CAA is an authorisation control—relying parties do not consult or care about CAA records when verifying certificates. The verification counterpart of CAA is DANE—DNS-based Authentication of Named Entities, defined in RFC 6698. Like CAA, DANE uses DNS (the TLSA record type), but DNSSEC is required. TLSA records can be used to indicate the authorised CA(s) for a certificate. Or they can specify the exact certificate(s) for the domain, a kind of certificate pinning. So DANE can work hand-in-hand with the existing public PKI infrastructure, or it can do an end-run around it. Depending on who you talk to, the reliance on DNSSEC makes it a non-starter, or humanity’s last hope! In any case, support is not yet widespread. Today DANE can be used in some browsers via add-ons, and the OpenSSL and GnuTLS libraries have some support.

Nowadays all publicly-trusted CAs, and some private PKIs, log all issued certificates to Certificate Transparency (CT) logs. These logs are auditable (publicly if the log is public), cryptographically verifiable logs of CA activity. CT was imposed after the detection of many serious misissuances by several publicly-trusted CAs (most of whom are no longer trusted by anyone). Now, even failure to log a certificate to a CT log is reason enough to revoke trust (because what else might they have failed to log? Certificates for google.com or yourbank.ch?) What does CT have to do with Name Constraints? When you consider that client Name Constraints validation support is patchy at best, a CT-based logging and audit solution is a credible alternative to Name Constraints, or at least a valuable complementary control.

Conclusion §

So, we have looked at what the Name Constraints extension does, and why it can be useful. We have discussed its limitations and some alternative or related mechanisms.

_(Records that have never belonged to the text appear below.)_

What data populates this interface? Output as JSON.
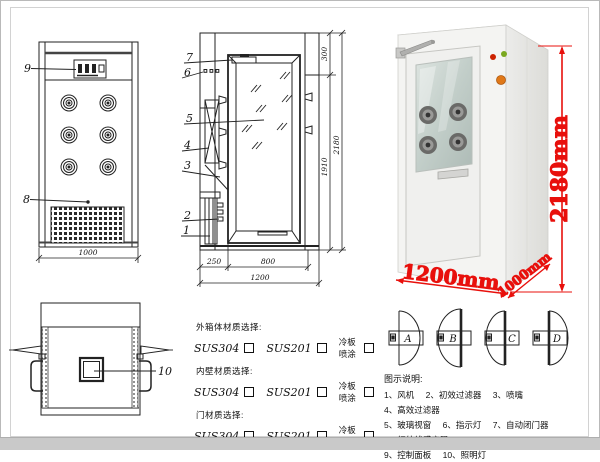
{
  "front_view": {
    "callout_9": "9",
    "callout_8": "8",
    "dim_width": "1000"
  },
  "side_view": {
    "callout_7": "7",
    "callout_6": "6",
    "callout_5": "5",
    "callout_4": "4",
    "callout_3": "3",
    "callout_2": "2",
    "callout_1": "1",
    "dim_top": "300",
    "dim_door_height": "1910",
    "dim_total_height": "2180",
    "dim_left": "250",
    "dim_door_width": "800",
    "dim_total_width": "1200"
  },
  "top_view": {
    "callout_10": "10"
  },
  "photo": {
    "dim_height": "2180mm",
    "dim_width": "1200mm",
    "dim_depth": "1000mm"
  },
  "materials": {
    "sections": [
      {
        "title": "外箱体材质选择:",
        "options": [
          "SUS304",
          "SUS201",
          "冷板喷涂"
        ]
      },
      {
        "title": "内壁材质选择:",
        "options": [
          "SUS304",
          "SUS201",
          "冷板喷涂"
        ]
      },
      {
        "title": "门材质选择:",
        "options": [
          "SUS304",
          "SUS201",
          "冷板喷涂"
        ]
      }
    ]
  },
  "doors": {
    "options": [
      "A",
      "B",
      "C",
      "D"
    ]
  },
  "legend": {
    "title": "图示说明:",
    "rows": [
      [
        "1、风机",
        "2、初效过滤器",
        "3、喷嘴",
        "4、高效过滤器"
      ],
      [
        "5、玻璃视窗",
        "6、指示灯",
        "7、自动闭门器",
        "8、红外线感应器"
      ],
      [
        "9、控制面板",
        "10、照明灯"
      ]
    ]
  },
  "colors": {
    "dimension_red": "#e8100c",
    "indicator_red": "#cc2200",
    "indicator_green": "#7aa820",
    "indicator_orange": "#e07818",
    "cabinet_front": "#f4f4f2",
    "cabinet_side": "#e7e7e4",
    "glass": "#c9d4d0"
  }
}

We looked at the state of FreeIPA support, and did a deep dive into NSS to investigate the one bug that seems to be getting in the way.

Name Constraints is one of the many complex features that makes X.509 both so versatile yet so painful to work with. It’s a necessary feature, but support is not consistent and where it exists, there are usually bugs. Although I did discuss some “alternatives”, a big reason you might look for an alternative is because the support is not great in the first place. In my opinion, the best way forward is to ensure Name Constraints validation is performed more often, and more correctly, while (separately) preparing the way for comprehensive CT logging in enterprise CAs. A combination of monitoring (CT) and validation controls (browsers correctly validating names, Name Constraints and requiring evidence of CT logging) seems to be improving security in the public PKI. If we fix the client libraries and make CT logging and monitoring easy, it could work well for enterprise PKIs too.